A second meeting, of the OnLeong Association above HK Golden Phoenix Restaurant on Race Street, involved a smaller group and focused on strategy. It included 15 people, a mixture of business leaders and activists. It was organized by Helen Gym, a board member of Asian-Americans United, and businessman Ying Zhang Lin, PhD, president of the Fujian Association of Greater Philadelphia Area, who acted as interpreter.
At the meeting, Gym and Lin said they had surveyed 75 businesses in the quadrant formed by Arch, Race, 9th and 10th. Of those businesses, Gym said, 48 were "strongly opposed" to a casino nearby. Another 12 were "concerned" and wanted more information. 12 businesses supported the idea, and 3 didn't care, she said.
The survey must be put in perspective: These are the results of an informal, in-person poll. It was conducted by a group that has staked its position in opposition to a casino, and before Foxwoods has presented a detailed proposal.
Perhaps most intriguing are the reasons that opponents gave for their opposition. According to Gym, they were, in order:
1) Concern about gambling addiction among Asians.
2) Impact of a casino on Chinatown's culture, families, and children.
3) Safety, crime and security.
4) Doubt of the economic benefits.
5) Traffic and parking.
One business owner voiced a concern that the casino would kill shopping options by replacing the Gallery, Gym said. Note that traffic, which to be came to be the primary concern of neighbors in the Pennsport section of South Philly, came in last.
The mood at both meetings was generally unfriendly to the Foxwoods move, indicating that, at the very least, Rendell and Nutter have work to do in selling the plan. A community meeting with Councilman Frank DiCicco, state Rep. Michael O'Brien, and a representative from the Nutter administration is scheduled for next week. Chinatown is part of DiCicco's councilmanic district and O'Brien's state legislative district.
Local opposition to Foxwoods in Pennsport was the chief factor in forcing Foxwoods to consider moving, and DiCicco was the primary voice for the neighborhood. Brian Abernathy, DiCicco's legislative aide who has been his point-man on casinos for the last three years, said the proposal would not be rushed through, and that Chinatown residents would be a part of the process at each step. Abernathy said the city has asked Foxwoods "to come up with something they can present publicly as quickly as possible," and he noted that it has been less than three weeks since Foxwoods announced its intentions.

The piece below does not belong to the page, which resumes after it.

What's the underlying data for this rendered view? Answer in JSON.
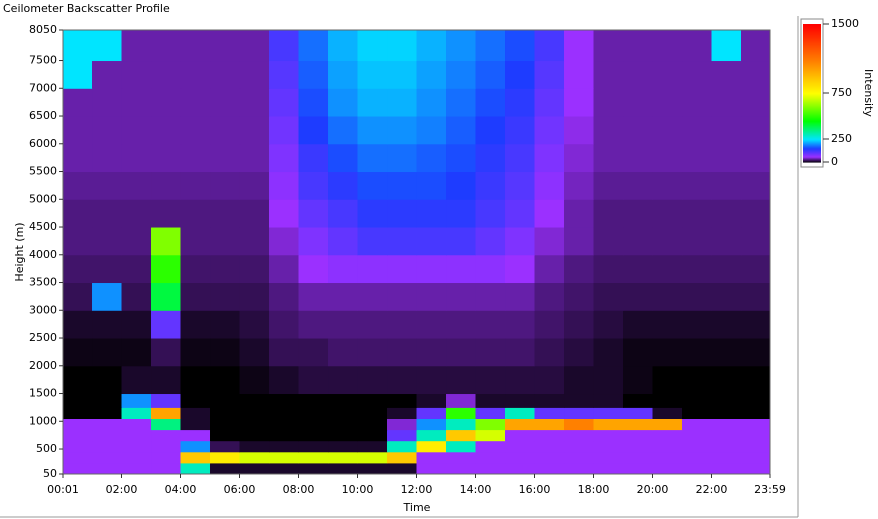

"People are concerned, they have every right to be concerned, but I encourage people to stay calm until we have detailed information. We have a lot of work to do," Abernathy said. "The councilman, the mayor and Representative have all said we're going to go through a process. I don't think any of our reputations is to ignore or steamroll anyone. And we're certainly not going to start now."